As the network grows, we expect more hops and more bridge channels to be added, supporting exponentially more connected users. Our preliminary modeling shows that a network 10-15 hops in diameter could support billions of users with typical transaction volumes and with fees well under the equivalent of $0.01 per transaction. Also note that due to the capital efficiency reasons discussed above, we expect gateway routing nodes to serve only as many users as necessary to generally balance inflows and outflows (approximately hundreds of users), and then leverage bridge channels to provide broader connectivity. From the perspective of the end user, wallets will simply select routes with lower fees, which will tend to include capital-efficient bridge channels.
Another thing to note is that since end users will be connected to the network at multiple points, and because each routing node will be connected to many other routing nodes, attempts to censor transactions by any particular bridge or gateway node are unlikely to be successful. Nodes that attempt to censor transactions can be routed around, and if a censoring node generates abnormal numbers of routing failures, other nodes will disconnect from them. Also note that onion encryption will obscure sender and receiver information from bridge nodes, making it even more difficult to attempt censorship.
Atomic multi-path payments (AMP) - A final topic related to Lightning routing is AMP, which allows for large payments to be split into multiple small payments by the sender. Each of the split payments is sent via a different route through the network, with the recipient combining them together, rejecting or accepting them as if they were a single transaction. To the user, the AMP process takes place automatically behind the scenes. AMP allows for additional routing flexibility and also allows for multiple small channels to be represented to the user as a single unified balance. A future blog post will discuss AMP in further detail.
Conclusion
In this post, we’ve covered some of the basic concepts involved in Lightning routing. We at Lightning Labs believe that with the current protocol, routing on the network can scale to at least millions of users cheaply and reliably while enhancing user privacy and leveraging bitcoin’s decentralization and censorship-resistance. We should also note that this article represents some of our ideas about routing, but contributors to the other Lightning implementations and others in the broader Lightning community may have different ideas about how the network will evolve. Lightning is an open source, collaborative community, and we certainly welcome and expect discussion about these ideas.
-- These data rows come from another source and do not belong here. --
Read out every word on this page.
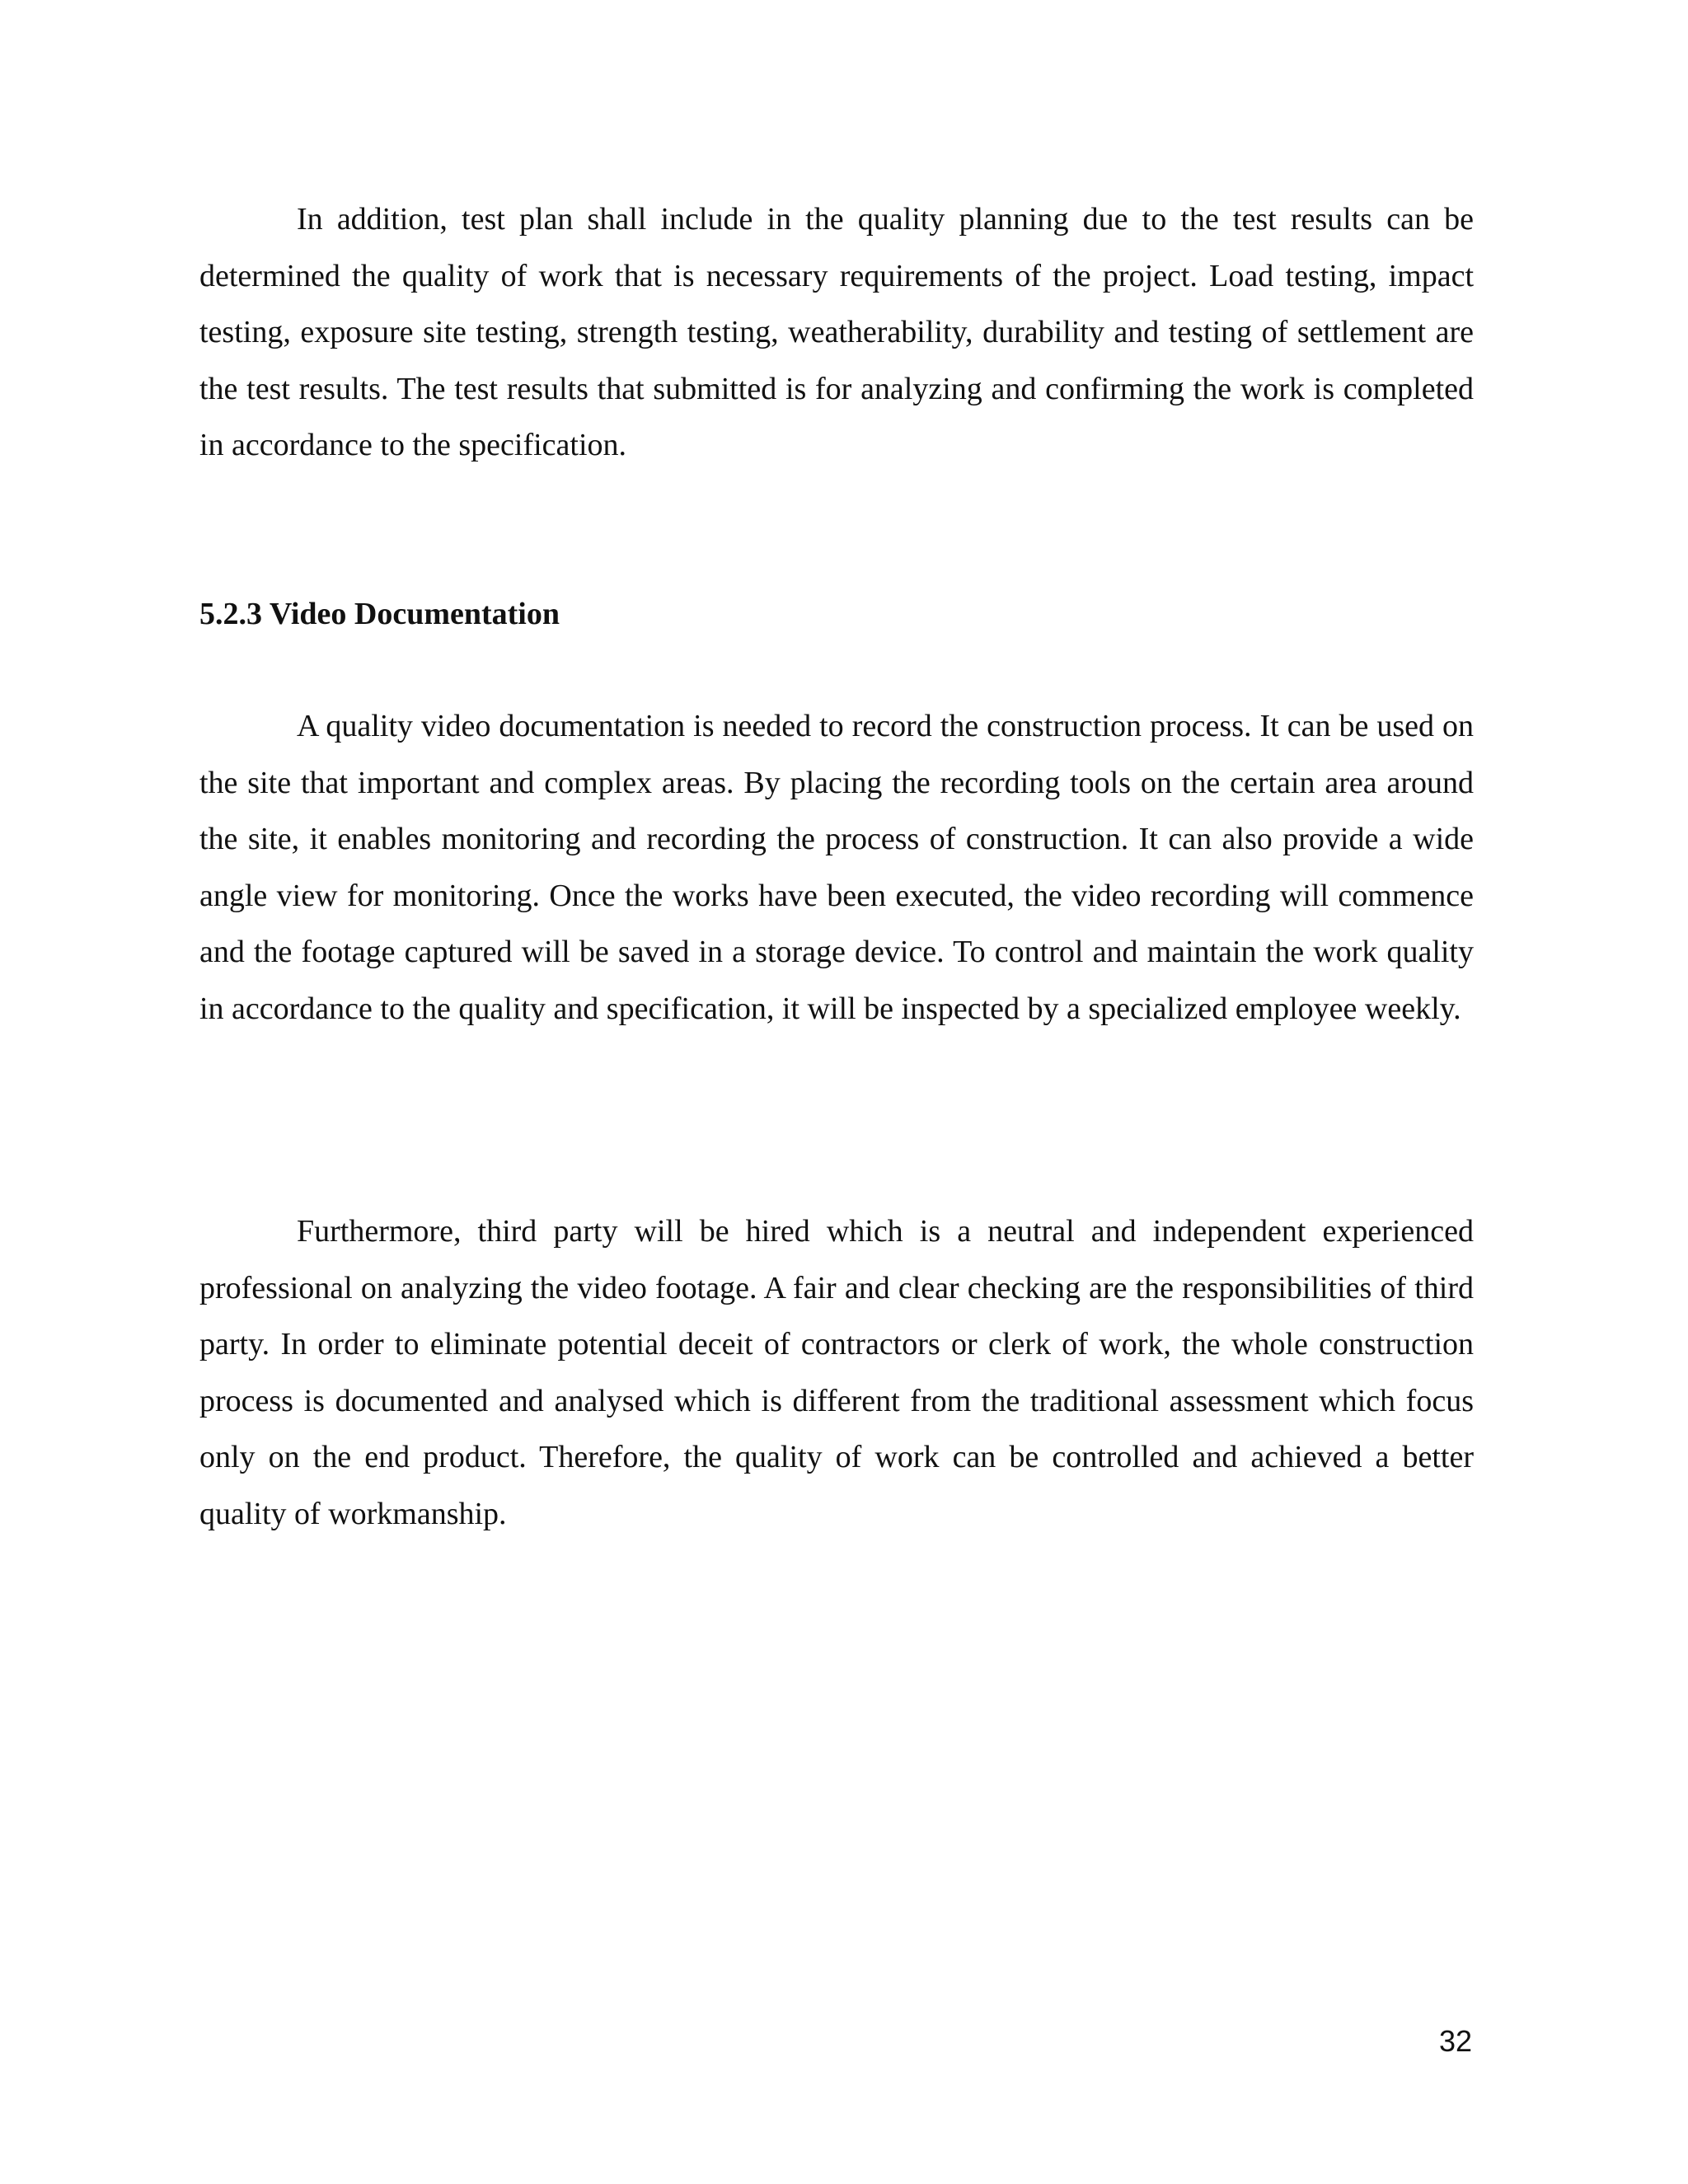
In addition, test plan shall include in the quality planning due to the test results can be determined the quality of work that is necessary requirements of the project. Load testing, impact testing, exposure site testing, strength testing, weatherability, durability and testing of settlement are the test results. The test results that submitted is for analyzing and confirming the work is completed in accordance to the specification.

5.2.3 Video Documentation

A quality video documentation is needed to record the construction process. It can be used on the site that important and complex areas. By placing the recording tools on the certain area around the site, it enables monitoring and recording the process of construction. It can also provide a wide angle view for monitoring. Once the works have been executed, the video recording will commence and the footage captured will be saved in a storage device. To control and maintain the work quality in accordance to the quality and specification, it will be inspected by a specialized employee weekly.

Furthermore, third party will be hired which is a neutral and independent experienced professional on analyzing the video footage. A fair and clear checking are the responsibilities of third party. In order to eliminate potential deceit of contractors or clerk of work, the whole construction process is documented and analysed which is different from the traditional assessment which focus only on the end product. Therefore, the quality of work can be controlled and achieved a better quality of workmanship.

32
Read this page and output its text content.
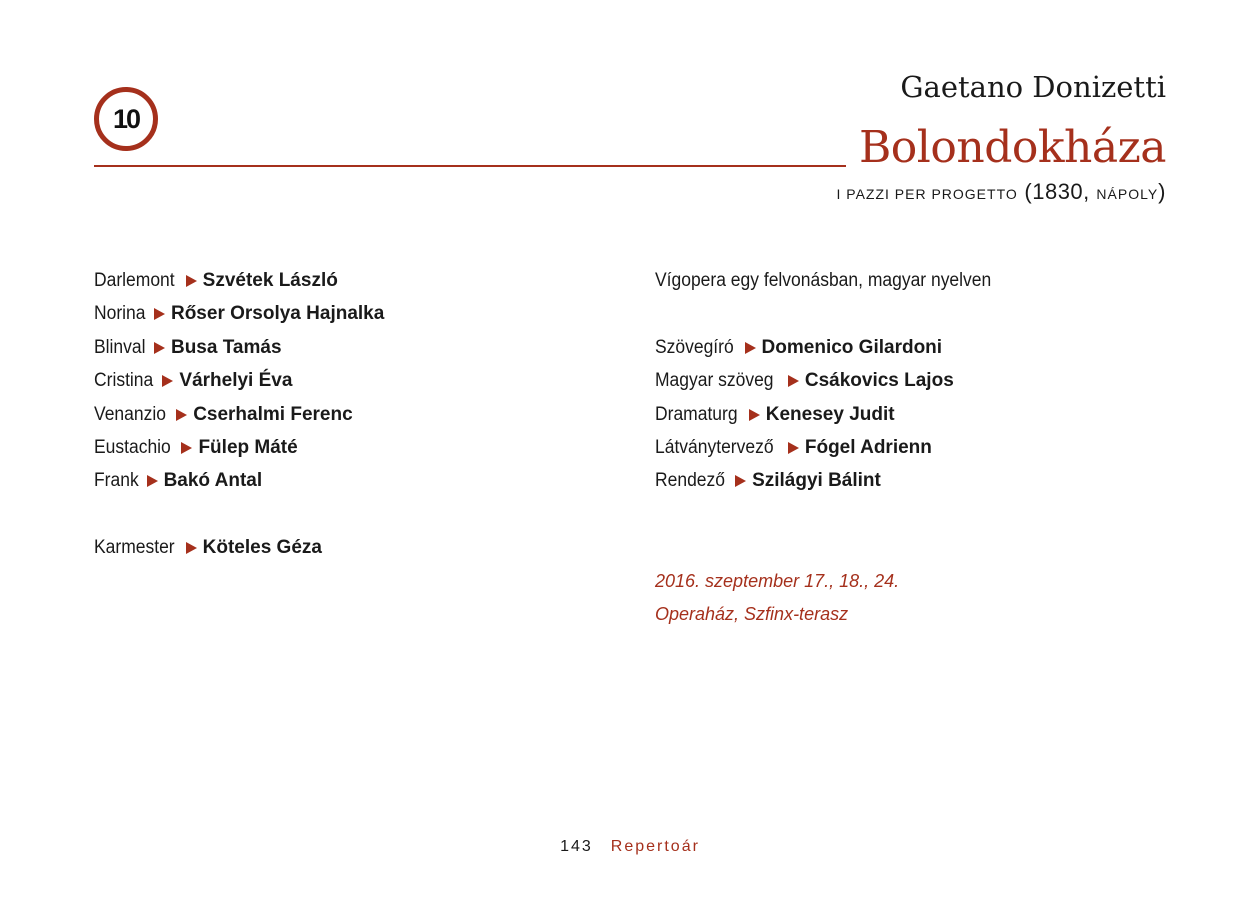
10
Gaetano Donizetti
Bolondokháza
I PAZZI PER PROGETTO (1830, NÁPOLY)
Darlemont Szvétek László
Norina Rőser Orsolya Hajnalka
Blinval Busa Tamás
Cristina Várhelyi Éva
Venanzio Cserhalmi Ferenc
Eustachio Fülep Máté
Frank Bakó Antal
Karmester Köteles Géza
Vígopera egy felvonásban, magyar nyelven
Szövegíró Domenico Gilardoni
Magyar szöveg Csákovics Lajos
Dramaturg Kenesey Judit
Látványtervező Fógel Adrienn
Rendező Szilágyi Bálint
2016. szeptember 17., 18., 24.
Operaház, Szfinx-terasz
143 Repertoár
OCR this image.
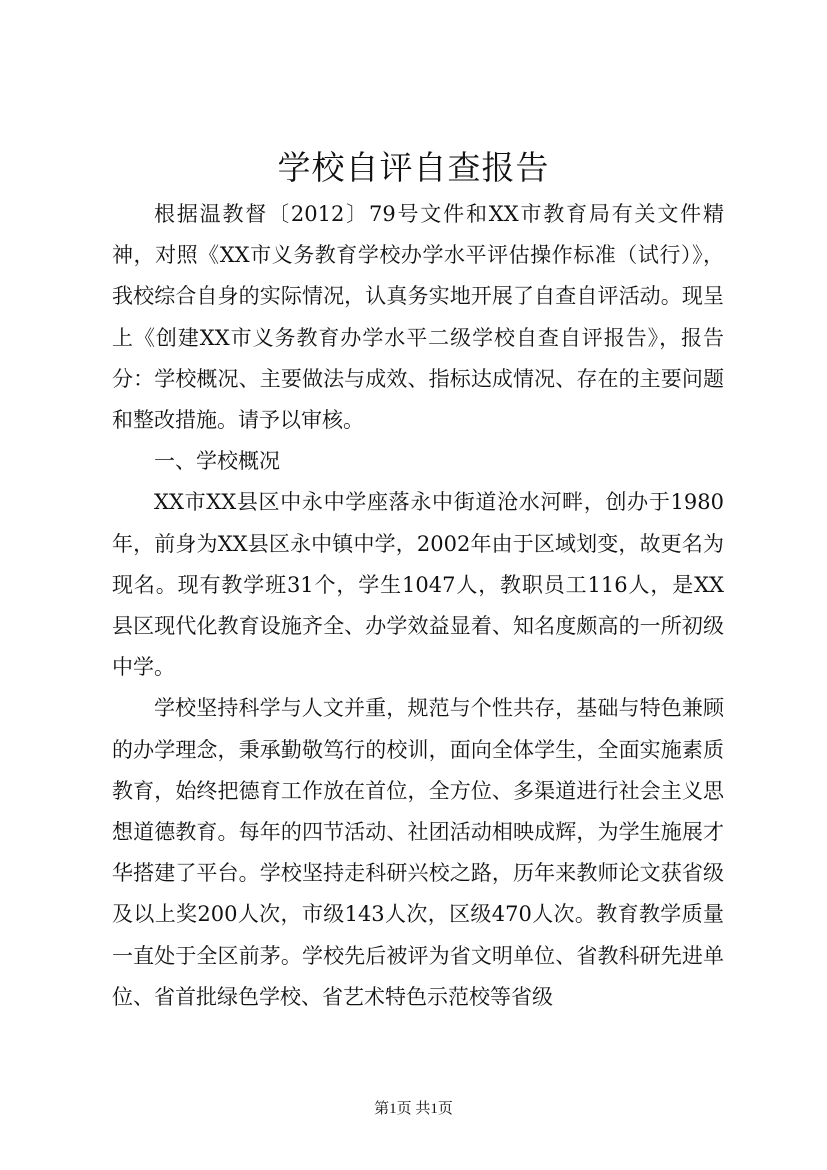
学校自评自查报告

根据温教督〔2012〕79号文件和XX市教育局有关文件精神，对照《XX市义务教育学校办学水平评估操作标准（试行）》，我校综合自身的实际情况，认真务实地开展了自查自评活动。现呈上《创建XX市义务教育办学水平二级学校自查自评报告》，报告分：学校概况、主要做法与成效、指标达成情况、存在的主要问题和整改措施。请予以审核。

一、学校概况

XX市XX县区中永中学座落永中街道沧水河畔，创办于1980年，前身为XX县区永中镇中学，2002年由于区域划变，故更名为现名。现有教学班31个，学生1047人，教职员工116人，是XX县区现代化教育设施齐全、办学效益显着、知名度颇高的一所初级中学。

学校坚持科学与人文并重，规范与个性共存，基础与特色兼顾的办学理念，秉承勤敬笃行的校训，面向全体学生，全面实施素质教育，始终把德育工作放在首位，全方位、多渠道进行社会主义思想道德教育。每年的四节活动、社团活动相映成辉，为学生施展才华搭建了平台。学校坚持走科研兴校之路，历年来教师论文获省级及以上奖200人次，市级143人次，区级470人次。教育教学质量一直处于全区前茅。学校先后被评为省文明单位、省教科研先进单位、省首批绿色学校、省艺术特色示范校等省级

第1页 共1页
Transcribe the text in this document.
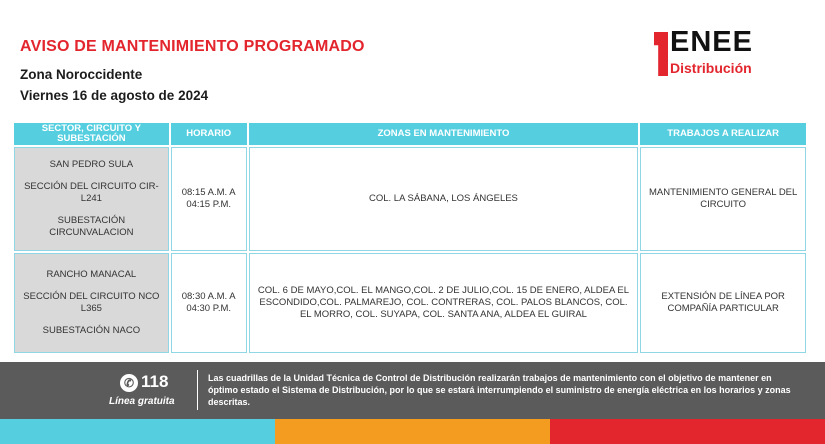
AVISO DE MANTENIMIENTO PROGRAMADO
Zona Noroccidente
Viernes 16 de agosto de 2024
ENEE
Distribución
SECTOR, CIRCUITO Y SUBESTACIÓN	HORARIO	ZONAS EN MANTENIMIENTO	TRABAJOS A REALIZAR

SAN PEDRO SULA
SECCIÓN DEL CIRCUITO CIR-L241
SUBESTACIÓN CIRCUNVALACION	08:15 A.M. A 04:15 P.M.	COL. LA SÁBANA, LOS ÁNGELES	MANTENIMIENTO GENERAL DEL CIRCUITO

RANCHO MANACAL
SECCIÓN DEL CIRCUITO NCO L365
SUBESTACIÓN NACO	08:30 A.M. A 04:30 P.M.	COL. 6 DE MAYO,COL. EL MANGO,COL. 2 DE JULIO,COL. 15 DE ENERO, ALDEA EL ESCONDIDO,COL. PALMAREJO, COL. CONTRERAS, COL. PALOS BLANCOS, COL. EL MORRO, COL. SUYAPA, COL. SANTA ANA, ALDEA EL GUIRAL	EXTENSIÓN DE LÍNEA POR COMPAÑÍA PARTICULAR
✆ 118
Línea gratuita
Las cuadrillas de la Unidad Técnica de Control de Distribución realizarán trabajos de mantenimiento con el objetivo de mantener en óptimo estado el Sistema de Distribución, por lo que se estará interrumpiendo el suministro de energía eléctrica en los horarios y zonas descritas.
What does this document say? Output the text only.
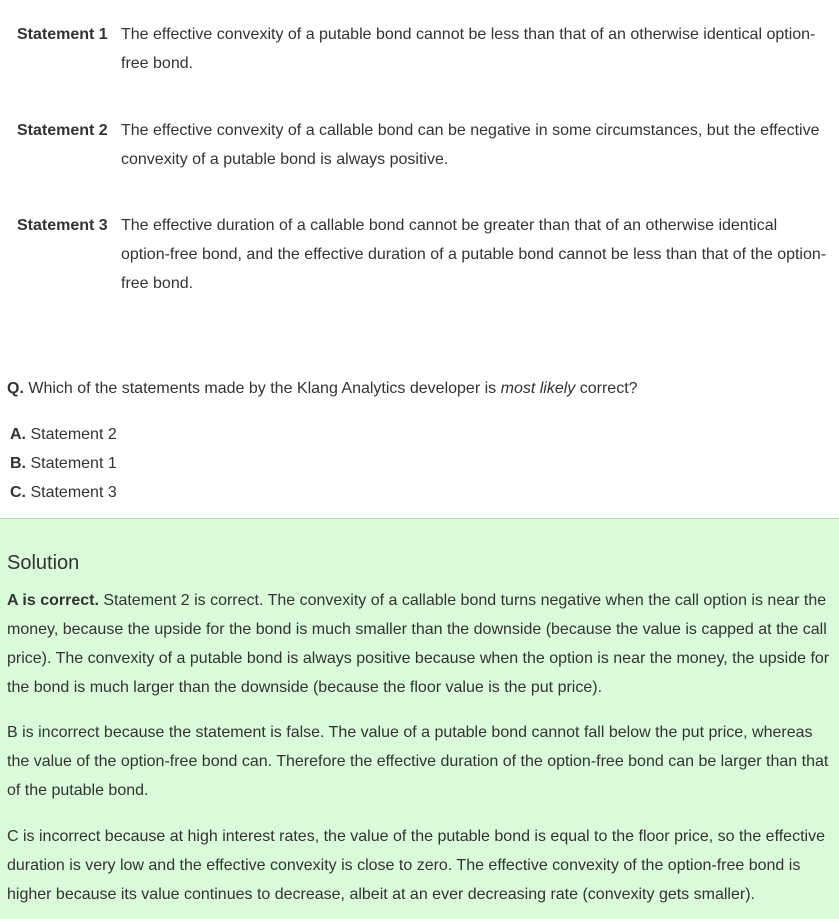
Statement 1 The effective convexity of a putable bond cannot be less than that of an otherwise identical option-free bond.
Statement 2 The effective convexity of a callable bond can be negative in some circumstances, but the effective convexity of a putable bond is always positive.
Statement 3 The effective duration of a callable bond cannot be greater than that of an otherwise identical option-free bond, and the effective duration of a putable bond cannot be less than that of the option-free bond.
Q. Which of the statements made by the Klang Analytics developer is most likely correct?
A. Statement 2
B. Statement 1
C. Statement 3
Solution
A is correct. Statement 2 is correct. The convexity of a callable bond turns negative when the call option is near the money, because the upside for the bond is much smaller than the downside (because the value is capped at the call price). The convexity of a putable bond is always positive because when the option is near the money, the upside for the bond is much larger than the downside (because the floor value is the put price).
B is incorrect because the statement is false. The value of a putable bond cannot fall below the put price, whereas the value of the option-free bond can. Therefore the effective duration of the option-free bond can be larger than that of the putable bond.
C is incorrect because at high interest rates, the value of the putable bond is equal to the floor price, so the effective duration is very low and the effective convexity is close to zero. The effective convexity of the option-free bond is higher because its value continues to decrease, albeit at an ever decreasing rate (convexity gets smaller).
In addition, it’s obviously very early in Lightning’s evolution, and protocol improvements, algorithmic improvements and hardware improvements will likely improve efficiency, privacy and scalability in ways that we can’t foresee now. We (and the other implementors of Lightning) do already have a few protocol improvements in the pipeline for future versions of the Lightning Network specification, but over the coming months and years, we expect many more new, exciting and unanticipated ideas to come from the community and ecosystem.